Lebih Baik Mana: ”Peraturan atau Etika Bisnis?”

Industri franchise hadir di beberapa negara, termasuk Indonesia dengan semangat untuk mendorong kewirausahaan lebih maju lagi. Karena diyakini dengan mengadopsi franchise akan muncul para entrepreneur baru yang bisa membuka lapangan pekerjaan di daerahnya masing-masing. Dengan demikian, pertumbuhan ekonomi mikro yang menjadi penunjang ekonomi makro akan bergerak dan mengalami pertumbuhan.

Maka tidak heran, jika banyak negara kini mulai menerapkan franchise sebagai pola ekspansi bisnis dengan menggunakan tenaga para franchisee, sebagai entrepreneur setempat. Di berbagai negara, sudah banyak lembaga didirikan untuk mendorong industri ini.

Di Asia misalnya, hampir semua negara memiliki Asosiasi Franchise sebagai pendorong untuk tumbuhnya bisnis franchise. Sebut saja seperti Singapura, Malaysia, China, Korea Selatan, Jepang, Thailand, Philipina, Vietnam dan Indonesia.

Begitupun di negara Amerika dan Inggris, yang menjadi kampiun franchise. Mereka pun punya Asosiasi Franchise yang fungsinya mendorong industri tersebut untuk lebih maju lagi.

Namun demikan, Asosiasi hanyalah sekedar mendorong saja tidak bisa mengatur sebuah industri yang dinamis seperti franchise. Untuk mengatur sebuah industri dibutuhkan sebuah peraturan dari pemerintah.

Di negara Amerika dan Malaysia contohnya, kedua negara tersebut sangat ketat mengatur industri franchise. Mereka membuat peraturan dengan mewajibkan semacam disclosure bagi para franchisor yang menawarkan franchise pada calon investor. Semua itu dilakukan agar industri franchise di negara tersebut bisa teratur sehingga tidak ada kecurangan dan penipuan terhadap para calon investor yang berminat menggeluti usaha franchise.

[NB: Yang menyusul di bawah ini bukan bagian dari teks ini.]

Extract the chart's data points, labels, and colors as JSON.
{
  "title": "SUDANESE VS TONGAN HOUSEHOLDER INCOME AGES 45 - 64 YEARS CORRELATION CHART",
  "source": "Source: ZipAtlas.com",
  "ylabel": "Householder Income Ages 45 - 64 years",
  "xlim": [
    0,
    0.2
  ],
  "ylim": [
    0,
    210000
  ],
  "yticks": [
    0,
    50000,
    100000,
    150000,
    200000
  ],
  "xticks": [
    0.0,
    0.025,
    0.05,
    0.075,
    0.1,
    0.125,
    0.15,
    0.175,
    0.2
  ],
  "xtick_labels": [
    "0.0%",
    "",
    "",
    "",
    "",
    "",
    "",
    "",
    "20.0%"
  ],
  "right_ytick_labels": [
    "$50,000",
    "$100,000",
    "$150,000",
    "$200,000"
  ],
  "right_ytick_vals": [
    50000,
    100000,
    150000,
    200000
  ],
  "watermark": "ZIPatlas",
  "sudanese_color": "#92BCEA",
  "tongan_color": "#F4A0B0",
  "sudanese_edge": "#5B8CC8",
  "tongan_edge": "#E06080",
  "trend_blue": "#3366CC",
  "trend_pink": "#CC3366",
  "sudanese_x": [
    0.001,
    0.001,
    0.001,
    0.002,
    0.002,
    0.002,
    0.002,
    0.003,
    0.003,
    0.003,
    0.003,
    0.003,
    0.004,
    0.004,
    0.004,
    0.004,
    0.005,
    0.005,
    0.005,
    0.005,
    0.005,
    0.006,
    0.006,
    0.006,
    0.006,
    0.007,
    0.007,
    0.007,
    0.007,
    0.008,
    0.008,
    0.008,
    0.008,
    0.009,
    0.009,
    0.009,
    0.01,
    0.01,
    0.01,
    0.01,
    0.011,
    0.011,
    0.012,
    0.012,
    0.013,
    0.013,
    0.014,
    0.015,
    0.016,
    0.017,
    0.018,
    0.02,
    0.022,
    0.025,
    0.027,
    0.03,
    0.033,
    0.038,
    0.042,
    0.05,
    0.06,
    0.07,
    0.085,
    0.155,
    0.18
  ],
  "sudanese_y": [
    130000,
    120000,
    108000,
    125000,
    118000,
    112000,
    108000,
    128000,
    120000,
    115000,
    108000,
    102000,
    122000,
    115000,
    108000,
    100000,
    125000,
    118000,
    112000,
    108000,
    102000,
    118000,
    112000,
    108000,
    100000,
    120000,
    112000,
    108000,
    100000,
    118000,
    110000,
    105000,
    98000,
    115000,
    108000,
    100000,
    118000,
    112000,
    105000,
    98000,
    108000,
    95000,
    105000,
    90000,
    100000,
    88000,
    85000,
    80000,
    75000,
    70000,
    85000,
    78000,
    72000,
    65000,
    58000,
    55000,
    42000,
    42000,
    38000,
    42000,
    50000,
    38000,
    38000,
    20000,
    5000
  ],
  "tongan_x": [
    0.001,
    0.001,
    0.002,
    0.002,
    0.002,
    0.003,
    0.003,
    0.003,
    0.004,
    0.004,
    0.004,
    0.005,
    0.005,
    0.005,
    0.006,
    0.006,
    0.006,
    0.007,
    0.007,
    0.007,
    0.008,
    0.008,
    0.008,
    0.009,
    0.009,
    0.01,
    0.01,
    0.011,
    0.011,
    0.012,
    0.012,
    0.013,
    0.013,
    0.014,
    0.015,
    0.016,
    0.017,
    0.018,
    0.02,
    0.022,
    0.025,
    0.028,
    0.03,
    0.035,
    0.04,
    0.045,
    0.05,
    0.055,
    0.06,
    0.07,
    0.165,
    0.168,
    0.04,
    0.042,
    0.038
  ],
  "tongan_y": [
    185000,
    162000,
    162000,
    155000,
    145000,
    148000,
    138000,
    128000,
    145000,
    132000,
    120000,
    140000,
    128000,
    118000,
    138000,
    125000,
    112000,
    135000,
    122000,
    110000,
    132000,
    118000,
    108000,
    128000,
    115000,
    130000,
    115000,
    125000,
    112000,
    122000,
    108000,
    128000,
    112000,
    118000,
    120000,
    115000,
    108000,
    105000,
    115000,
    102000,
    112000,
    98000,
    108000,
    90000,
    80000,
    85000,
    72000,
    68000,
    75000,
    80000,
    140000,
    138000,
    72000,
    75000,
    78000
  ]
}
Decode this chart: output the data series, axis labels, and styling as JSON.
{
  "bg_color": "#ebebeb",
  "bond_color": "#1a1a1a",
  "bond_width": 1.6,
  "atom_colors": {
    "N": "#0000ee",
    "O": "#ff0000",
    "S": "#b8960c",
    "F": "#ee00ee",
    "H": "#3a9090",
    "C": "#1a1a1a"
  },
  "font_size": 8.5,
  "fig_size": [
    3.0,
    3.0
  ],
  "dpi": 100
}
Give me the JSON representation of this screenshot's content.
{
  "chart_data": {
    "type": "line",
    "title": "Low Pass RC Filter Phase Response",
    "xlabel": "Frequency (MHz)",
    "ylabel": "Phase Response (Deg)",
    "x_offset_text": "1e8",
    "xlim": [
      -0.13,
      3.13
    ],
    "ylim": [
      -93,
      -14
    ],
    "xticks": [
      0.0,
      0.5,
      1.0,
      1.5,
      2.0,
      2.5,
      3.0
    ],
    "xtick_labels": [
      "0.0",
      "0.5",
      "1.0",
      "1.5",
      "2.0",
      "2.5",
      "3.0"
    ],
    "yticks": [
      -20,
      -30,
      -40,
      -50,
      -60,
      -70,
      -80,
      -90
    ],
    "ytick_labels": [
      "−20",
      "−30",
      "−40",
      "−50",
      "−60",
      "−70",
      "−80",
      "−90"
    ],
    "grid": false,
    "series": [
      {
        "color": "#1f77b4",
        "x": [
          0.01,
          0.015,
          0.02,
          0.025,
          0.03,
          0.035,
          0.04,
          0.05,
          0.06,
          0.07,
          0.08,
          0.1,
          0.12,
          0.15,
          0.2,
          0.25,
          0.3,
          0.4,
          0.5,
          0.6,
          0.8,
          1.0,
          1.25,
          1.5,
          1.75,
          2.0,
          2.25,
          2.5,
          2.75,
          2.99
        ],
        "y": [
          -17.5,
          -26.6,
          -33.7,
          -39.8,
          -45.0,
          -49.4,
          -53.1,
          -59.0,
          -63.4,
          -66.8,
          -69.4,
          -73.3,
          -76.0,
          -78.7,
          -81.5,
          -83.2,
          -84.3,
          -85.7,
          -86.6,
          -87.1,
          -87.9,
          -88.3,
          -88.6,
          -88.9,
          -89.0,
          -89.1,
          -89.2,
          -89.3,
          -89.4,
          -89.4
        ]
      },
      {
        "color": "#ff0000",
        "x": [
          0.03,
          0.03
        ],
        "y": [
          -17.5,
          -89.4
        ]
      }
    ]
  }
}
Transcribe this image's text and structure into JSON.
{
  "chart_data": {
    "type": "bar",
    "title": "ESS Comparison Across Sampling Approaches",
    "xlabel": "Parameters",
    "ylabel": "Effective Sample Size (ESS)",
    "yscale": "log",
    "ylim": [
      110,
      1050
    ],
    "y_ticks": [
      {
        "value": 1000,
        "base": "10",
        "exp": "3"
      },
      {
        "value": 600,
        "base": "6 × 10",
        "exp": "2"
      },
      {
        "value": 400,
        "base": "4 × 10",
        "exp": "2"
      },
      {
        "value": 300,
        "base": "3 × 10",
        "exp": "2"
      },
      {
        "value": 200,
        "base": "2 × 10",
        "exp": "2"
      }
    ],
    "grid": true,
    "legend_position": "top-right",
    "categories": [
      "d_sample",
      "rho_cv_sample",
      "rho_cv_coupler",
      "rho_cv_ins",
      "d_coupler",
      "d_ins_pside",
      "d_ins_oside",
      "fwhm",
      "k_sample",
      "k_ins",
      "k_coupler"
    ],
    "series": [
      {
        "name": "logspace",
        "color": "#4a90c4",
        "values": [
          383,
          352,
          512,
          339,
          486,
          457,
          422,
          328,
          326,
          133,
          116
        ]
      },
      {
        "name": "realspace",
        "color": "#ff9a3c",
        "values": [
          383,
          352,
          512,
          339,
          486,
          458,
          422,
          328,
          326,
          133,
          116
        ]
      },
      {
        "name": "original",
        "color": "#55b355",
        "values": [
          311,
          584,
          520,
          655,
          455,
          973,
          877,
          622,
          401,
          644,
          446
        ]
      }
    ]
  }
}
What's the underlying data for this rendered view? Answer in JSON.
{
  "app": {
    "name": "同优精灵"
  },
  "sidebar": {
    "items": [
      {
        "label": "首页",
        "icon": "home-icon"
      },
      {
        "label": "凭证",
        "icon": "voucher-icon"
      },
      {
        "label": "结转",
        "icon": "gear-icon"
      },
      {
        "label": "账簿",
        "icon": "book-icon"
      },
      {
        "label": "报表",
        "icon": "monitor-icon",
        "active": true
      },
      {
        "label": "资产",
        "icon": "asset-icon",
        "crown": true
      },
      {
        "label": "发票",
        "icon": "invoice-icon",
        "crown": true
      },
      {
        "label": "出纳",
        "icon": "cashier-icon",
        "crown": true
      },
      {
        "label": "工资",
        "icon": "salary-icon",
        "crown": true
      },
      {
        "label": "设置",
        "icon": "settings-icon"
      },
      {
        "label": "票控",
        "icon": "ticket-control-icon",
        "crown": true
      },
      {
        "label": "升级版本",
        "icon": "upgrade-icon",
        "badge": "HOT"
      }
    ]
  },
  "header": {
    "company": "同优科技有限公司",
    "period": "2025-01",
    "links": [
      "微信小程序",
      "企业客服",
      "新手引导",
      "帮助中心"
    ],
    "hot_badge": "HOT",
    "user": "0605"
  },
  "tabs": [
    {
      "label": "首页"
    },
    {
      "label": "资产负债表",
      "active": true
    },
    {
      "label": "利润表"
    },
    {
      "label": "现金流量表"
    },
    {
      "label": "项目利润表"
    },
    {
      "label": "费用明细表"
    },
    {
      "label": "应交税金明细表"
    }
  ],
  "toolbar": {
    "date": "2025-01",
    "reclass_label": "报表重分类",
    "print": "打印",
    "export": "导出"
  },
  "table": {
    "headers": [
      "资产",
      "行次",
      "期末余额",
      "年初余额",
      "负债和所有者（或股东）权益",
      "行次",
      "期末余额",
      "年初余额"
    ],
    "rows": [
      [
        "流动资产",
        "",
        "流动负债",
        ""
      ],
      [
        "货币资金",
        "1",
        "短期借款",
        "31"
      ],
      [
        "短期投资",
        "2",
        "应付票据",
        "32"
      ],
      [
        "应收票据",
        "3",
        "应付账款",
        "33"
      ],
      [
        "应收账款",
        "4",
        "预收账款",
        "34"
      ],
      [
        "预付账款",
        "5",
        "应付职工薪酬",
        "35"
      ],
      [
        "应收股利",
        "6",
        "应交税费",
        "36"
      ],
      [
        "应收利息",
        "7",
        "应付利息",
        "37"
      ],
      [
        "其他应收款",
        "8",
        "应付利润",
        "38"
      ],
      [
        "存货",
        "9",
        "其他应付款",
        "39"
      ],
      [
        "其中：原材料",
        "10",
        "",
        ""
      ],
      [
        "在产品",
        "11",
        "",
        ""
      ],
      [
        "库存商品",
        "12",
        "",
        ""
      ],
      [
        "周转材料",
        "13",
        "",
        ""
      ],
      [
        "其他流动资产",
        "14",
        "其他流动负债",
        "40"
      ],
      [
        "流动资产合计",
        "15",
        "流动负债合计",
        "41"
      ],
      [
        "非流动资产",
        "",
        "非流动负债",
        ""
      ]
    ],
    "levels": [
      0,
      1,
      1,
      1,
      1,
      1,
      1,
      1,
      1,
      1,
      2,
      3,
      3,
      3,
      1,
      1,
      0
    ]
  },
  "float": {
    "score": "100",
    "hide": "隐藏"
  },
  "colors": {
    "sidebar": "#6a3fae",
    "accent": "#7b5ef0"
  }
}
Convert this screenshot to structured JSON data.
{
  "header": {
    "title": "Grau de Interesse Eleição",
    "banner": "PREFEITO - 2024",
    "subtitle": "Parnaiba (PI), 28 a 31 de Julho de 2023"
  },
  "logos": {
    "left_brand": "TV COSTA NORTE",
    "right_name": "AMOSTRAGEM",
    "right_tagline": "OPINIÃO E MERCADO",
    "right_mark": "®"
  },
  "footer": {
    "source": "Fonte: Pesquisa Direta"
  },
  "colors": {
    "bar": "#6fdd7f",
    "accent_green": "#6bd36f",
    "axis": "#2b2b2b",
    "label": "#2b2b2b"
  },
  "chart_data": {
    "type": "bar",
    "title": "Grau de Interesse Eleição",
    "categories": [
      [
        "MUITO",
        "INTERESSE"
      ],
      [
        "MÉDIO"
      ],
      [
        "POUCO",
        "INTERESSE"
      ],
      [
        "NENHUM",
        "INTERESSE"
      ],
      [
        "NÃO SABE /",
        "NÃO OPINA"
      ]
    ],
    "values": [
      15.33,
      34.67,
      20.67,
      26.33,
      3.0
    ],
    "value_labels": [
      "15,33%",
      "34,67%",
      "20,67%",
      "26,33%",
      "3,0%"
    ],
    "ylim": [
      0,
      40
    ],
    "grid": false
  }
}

Pun di Indonesia. Para pengusaha yang ingin memfranchisekan usahanya diwajibkan untuk mendaftarkan merek bisnisnya ke HAKI. Kemudian mendaftarkan lagi ke Kementrian Perdagangan untuk mendapatkan STPW (surat tanda pendaftaram waralaba) sebagai tanda bahwa bisnisnya sudah memenuhi syarat dan kriteria yang disebut franchise. Setelah itu, franchisor juga diwajibkan untuk memberikan dukungan dan bimbingan kepada franchisee selama masa kontrak kerjasama.

Namun berbeda jika menengok beberapa negara seperti Inggris dan Singapura. Kedua negara ini sama sekali tidak memiliki aturan khusus tentang bisnis franchise. Disana industri franchise diserahkan sepenuhnya kepada pelaku usaha. Pemerintah sendiri tidak punya otoritas penuh membuat aturan tentang franchise.

Meskipun begitu, industri franchise di dua negara tersebut bisa dibilang cukup maju. Singapura misalnya, negara tersebut telah banyak melahirkan merek franchise tangguh. Banyak merek dari negeri sana yang sukses ekspansi ke beberapa negara, terutama franchise pendidikan.

Lalu bagaimana aturan main berbisnis franchise di sana? Inggris dan Singapura tidak memiliki aturan baku berbisnis franchise, akan tetapi kesadaran dan etika bisnis lah yang lebih ditekankan. Disana pelaku bisnis franchise sudah memiliki kesadaran dan etika bisnis yang baik. Sehingga sangat jarang sampai ada sengketa hukum dan konplik antara franchisor dan franchisee. Karena budaya di negeri itu sangat menjunjung tinggi etika.

Perlu diketahui,  masing-masing negara memang memiliki budaya dan prilaku masyarakatnya sendiri-sendiri. Oleh sebab itu aturan bisnis tidak mutlak menjadi ukuran sukses tidaknya sebuah industri bisnis. Di sebuah negara, ada yang industrinya lebih maju dengan adanya peraturan hukum. Di lain nagara justru tetap maju industrinya tanpa ada peraturan hukum.

Di Malaysia, Korea Selatan, dan Amerika misalnya, meskipun aturan franchise sangat ketat, namun industri franchise disana juga sangat maju. Pasalnya, pemerintahnya pro aktif turut membantu mendorong dan membina industri franchise. Jadi kesimpulannya, kalau industri franchise ingin maju maka pemerintah  jangan hanya membuat aturan saja. Tapi harus juga dibarengi dengan pemberian fasilitas agar industri ini lebih terbantu.